Во втором анекдоте, “Двадцати минутах с ангелом”, продолжаются и тема маски, и тема нравственной невменяемости: шутовская выходка двух похмельных экспедиторов приводит к чисто театральному явлению “ангела”, предлагающему безвозмездно сто рублей и театральным же реакциям всех обитателей гостиницы “Тайга”, каждый из которых ведет свою “арию”, и все они звучат одновременно. Показательно, что жильцы гостиницы “Тайга” представляют самые разные социальные группы — тут и интеллигенты (скрипач Базильский) и “пролетарии” (шофер Анчугин, экспедитор Угаров), тут и старшее поколение (коридорная Васюта) и младшее (пара студентов-молодоженов), но все они сходятся в том, что человек не может просто так, без злого умысла, подарить незнакомым людям сто рублей (“просто так ничего не бывает”), и все они соучаствуют в страшноватой сцене, в которой “ангела” Хомутова привязывают к стулу и подвергают натуральному допросу. Неверие в возможность бескорыстного добра — вот что создает эту “эпическую ситуацию” навыворот — не ценности, а глубочайшее разочарование в идеалах, вот что объединяет людей. Когда же выясняется, что “ангел” Хомутов — может быть, более грешен, чем все они вместе, и что деньги, которые он предлагает двум похмельным командировочным, он пять лет забывал отправить матери, которую он только что похоронил, — вот тут наступает катарсис всепрощения и братанья. Но это иронический катарсис: и то, что все включаются в пьянку, и то, что Хомутов ободряет себя пошлой риторикой (“Да нет, товарищи, ничего, ничего. Жизнь, как говорится, продолжается”), и то, что все только что скандалившие голоса и даже скрипка Базильского сливаются в песне об одичании (“… бежал бродяга с Сахалина звериной, узкою тропой”), — всё это подчеркивает невозможность подлинного очищения. В “Провинциальных анекдотах” Вампилов, быть может, острее, чем где-либо, зафиксировал распад нравственного сознания не как проблему отдельных индивидуумов, а как норму, определяющую существование всего общества в целом.
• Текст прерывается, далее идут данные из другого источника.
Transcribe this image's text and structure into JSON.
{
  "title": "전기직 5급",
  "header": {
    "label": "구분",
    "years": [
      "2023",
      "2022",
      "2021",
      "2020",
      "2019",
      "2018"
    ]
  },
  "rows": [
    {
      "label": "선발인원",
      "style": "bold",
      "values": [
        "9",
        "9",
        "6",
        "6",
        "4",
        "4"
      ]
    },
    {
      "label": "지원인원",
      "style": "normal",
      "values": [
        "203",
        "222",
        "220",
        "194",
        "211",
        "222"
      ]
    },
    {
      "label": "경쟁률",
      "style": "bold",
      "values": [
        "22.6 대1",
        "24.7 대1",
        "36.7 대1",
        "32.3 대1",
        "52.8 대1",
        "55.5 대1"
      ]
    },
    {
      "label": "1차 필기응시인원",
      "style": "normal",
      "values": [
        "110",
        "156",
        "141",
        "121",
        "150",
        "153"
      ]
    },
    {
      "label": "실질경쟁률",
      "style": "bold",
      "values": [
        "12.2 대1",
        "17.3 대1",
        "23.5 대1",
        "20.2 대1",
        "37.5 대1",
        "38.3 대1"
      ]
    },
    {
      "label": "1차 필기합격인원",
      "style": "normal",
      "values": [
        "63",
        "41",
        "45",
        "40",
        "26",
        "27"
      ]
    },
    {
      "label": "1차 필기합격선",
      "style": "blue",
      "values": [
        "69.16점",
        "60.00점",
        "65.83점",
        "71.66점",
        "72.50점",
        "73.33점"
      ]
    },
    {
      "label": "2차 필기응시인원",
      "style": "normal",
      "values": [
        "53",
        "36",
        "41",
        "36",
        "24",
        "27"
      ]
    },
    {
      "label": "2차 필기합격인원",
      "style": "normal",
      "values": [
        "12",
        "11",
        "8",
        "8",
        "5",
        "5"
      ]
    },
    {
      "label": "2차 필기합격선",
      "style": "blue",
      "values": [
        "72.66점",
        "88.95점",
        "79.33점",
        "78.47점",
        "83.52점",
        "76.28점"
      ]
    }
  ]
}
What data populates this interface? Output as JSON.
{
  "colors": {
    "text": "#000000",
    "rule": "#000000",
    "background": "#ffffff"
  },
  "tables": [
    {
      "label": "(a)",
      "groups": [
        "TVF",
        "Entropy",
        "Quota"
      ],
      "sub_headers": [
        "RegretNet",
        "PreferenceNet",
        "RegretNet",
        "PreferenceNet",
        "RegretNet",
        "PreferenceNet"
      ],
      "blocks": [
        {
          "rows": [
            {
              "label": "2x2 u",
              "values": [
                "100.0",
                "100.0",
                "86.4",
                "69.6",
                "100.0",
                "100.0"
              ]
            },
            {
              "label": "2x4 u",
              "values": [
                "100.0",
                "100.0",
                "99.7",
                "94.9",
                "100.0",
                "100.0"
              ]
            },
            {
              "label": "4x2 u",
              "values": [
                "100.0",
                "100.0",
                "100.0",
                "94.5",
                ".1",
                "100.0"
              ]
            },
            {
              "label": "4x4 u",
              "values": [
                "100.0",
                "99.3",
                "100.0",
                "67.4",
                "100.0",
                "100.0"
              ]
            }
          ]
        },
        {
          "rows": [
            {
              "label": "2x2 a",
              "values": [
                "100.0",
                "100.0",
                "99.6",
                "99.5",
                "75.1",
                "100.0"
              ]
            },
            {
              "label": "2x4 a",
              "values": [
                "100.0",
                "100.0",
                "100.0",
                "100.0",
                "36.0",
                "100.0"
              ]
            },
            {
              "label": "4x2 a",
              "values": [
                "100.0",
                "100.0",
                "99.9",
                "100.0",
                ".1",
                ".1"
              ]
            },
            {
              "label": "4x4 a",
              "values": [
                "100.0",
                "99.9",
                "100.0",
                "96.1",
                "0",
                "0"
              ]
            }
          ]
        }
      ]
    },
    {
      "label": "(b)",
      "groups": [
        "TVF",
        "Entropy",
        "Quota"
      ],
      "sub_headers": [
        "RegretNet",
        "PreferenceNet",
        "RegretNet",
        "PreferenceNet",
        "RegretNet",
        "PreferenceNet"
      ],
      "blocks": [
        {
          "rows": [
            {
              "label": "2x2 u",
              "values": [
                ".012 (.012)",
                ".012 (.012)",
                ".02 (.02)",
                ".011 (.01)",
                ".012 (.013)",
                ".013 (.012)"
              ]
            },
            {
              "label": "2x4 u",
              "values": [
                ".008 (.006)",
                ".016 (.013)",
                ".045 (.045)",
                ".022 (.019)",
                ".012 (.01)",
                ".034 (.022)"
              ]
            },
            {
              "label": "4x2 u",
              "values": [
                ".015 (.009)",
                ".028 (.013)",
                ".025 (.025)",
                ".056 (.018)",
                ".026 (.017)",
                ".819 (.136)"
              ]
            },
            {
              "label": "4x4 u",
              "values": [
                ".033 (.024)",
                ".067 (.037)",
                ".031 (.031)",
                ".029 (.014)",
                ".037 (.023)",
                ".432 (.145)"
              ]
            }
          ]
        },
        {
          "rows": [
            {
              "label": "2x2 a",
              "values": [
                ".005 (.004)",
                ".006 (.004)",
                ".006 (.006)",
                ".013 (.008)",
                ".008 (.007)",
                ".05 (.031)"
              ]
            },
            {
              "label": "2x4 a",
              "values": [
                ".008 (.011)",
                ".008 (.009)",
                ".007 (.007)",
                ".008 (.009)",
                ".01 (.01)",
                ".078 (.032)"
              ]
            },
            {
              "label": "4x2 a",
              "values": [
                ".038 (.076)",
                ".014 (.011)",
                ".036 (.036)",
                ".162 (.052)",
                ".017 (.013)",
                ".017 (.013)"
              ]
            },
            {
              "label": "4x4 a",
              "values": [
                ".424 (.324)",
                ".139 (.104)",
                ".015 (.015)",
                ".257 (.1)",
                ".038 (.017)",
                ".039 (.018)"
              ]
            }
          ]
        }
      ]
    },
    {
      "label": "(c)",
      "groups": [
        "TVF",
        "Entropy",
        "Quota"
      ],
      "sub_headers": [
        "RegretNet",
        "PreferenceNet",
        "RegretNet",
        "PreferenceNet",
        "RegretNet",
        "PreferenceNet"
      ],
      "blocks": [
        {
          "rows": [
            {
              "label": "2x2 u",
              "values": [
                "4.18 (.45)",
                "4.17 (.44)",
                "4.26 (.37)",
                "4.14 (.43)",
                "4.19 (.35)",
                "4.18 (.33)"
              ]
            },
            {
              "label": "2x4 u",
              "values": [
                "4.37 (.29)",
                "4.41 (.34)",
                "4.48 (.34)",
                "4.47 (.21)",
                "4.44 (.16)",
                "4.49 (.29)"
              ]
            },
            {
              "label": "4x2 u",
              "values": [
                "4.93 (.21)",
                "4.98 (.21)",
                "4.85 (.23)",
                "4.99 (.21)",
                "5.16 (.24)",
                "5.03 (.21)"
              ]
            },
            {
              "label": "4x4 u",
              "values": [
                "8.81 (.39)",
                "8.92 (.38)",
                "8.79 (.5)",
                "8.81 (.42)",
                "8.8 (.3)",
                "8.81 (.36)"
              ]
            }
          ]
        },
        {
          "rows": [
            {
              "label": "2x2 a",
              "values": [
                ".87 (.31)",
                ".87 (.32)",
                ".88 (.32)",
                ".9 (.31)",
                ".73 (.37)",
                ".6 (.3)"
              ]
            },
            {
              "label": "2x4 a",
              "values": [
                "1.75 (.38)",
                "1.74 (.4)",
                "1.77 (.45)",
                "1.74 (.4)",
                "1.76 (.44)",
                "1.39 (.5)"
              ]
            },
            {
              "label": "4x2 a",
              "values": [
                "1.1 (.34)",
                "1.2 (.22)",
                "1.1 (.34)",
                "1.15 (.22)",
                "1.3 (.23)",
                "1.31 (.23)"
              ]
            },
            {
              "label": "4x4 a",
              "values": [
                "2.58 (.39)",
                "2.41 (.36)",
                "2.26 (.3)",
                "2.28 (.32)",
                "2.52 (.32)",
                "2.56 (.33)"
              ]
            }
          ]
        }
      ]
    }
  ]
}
Именно в этом контексте следует воспринимать “Утиную охоту” (1971) — центральный персонаж которой, Виктор Зилов, в полной мере отвечает характеристике “герой нашего времени”, представляя собой “портрет, составленный из пороков всего нашего поколения в полном их развитии”5. К нему подходят и классические характеристики “лишнего человека” (на это впервые обратил внимание критик Вик. Топоров): так же, как Печорин, “бешено гоняется он за жизнью”, стремясь реализовать свой недюжинный личностный потенциал, точно так же тоскует по чистому идеалу (мотив “утиной охоты) и, не находя соответствия своим мечтам в реальности, мстительно разрушает всё вокруг, не находя иного применения своей энергии, кроме “экспериментальных романов”, злых шалостей и саморастраты (кстати, сознательная ориентация Вампилова на лермонтовский шедевр подчеркивается еще и тем, что бывшую возлюбленную Зилова, как и бывшую возлюбленную Печорина, зовут Верой). Критиками отмечалась сверхтекучесть характера Зилова в сочетании с яркостью и талантливостью. Он самый свободный человек во всей пьесе — и именно поэтому он способен на самые непредсказуемые и самые циничные поступки, поскольку у него отсутствуют всякие сдерживающие тормоза. Он явственно продолжает тип “исповедального” героя “молодежной прозы”, артистически создавая атмосферу крайней душевной откровенности вокруг себя, но отличить действительную искренность от игры в искренность (сцена с Галей, когда они пытаются “повторить” их первое свидание) в его случае совершенно невозможно. Зилов — это победительный герой шестидесятых, которому нет места в тусклом безвременье надвигающегося “застоя”, — именно эту, социологическую, сторону своего персонажа имел в виду Вампилов, когда писал о “потерянном поколении”. Его аморальность — это бунт против псевдоморали; как говорит сам Зилов в кульминационной сцене пьесы: “Ах да! Конечно! Семья, друг семьи, невеста — прошу прощения!.. (Мрачно) Перестаньте. Кого вы тут обманываете? И для чего? Ради приличия?.. Так вот, плевать я хотел на ваши приличия. Слышите? Ваши приличия мне опротивели”.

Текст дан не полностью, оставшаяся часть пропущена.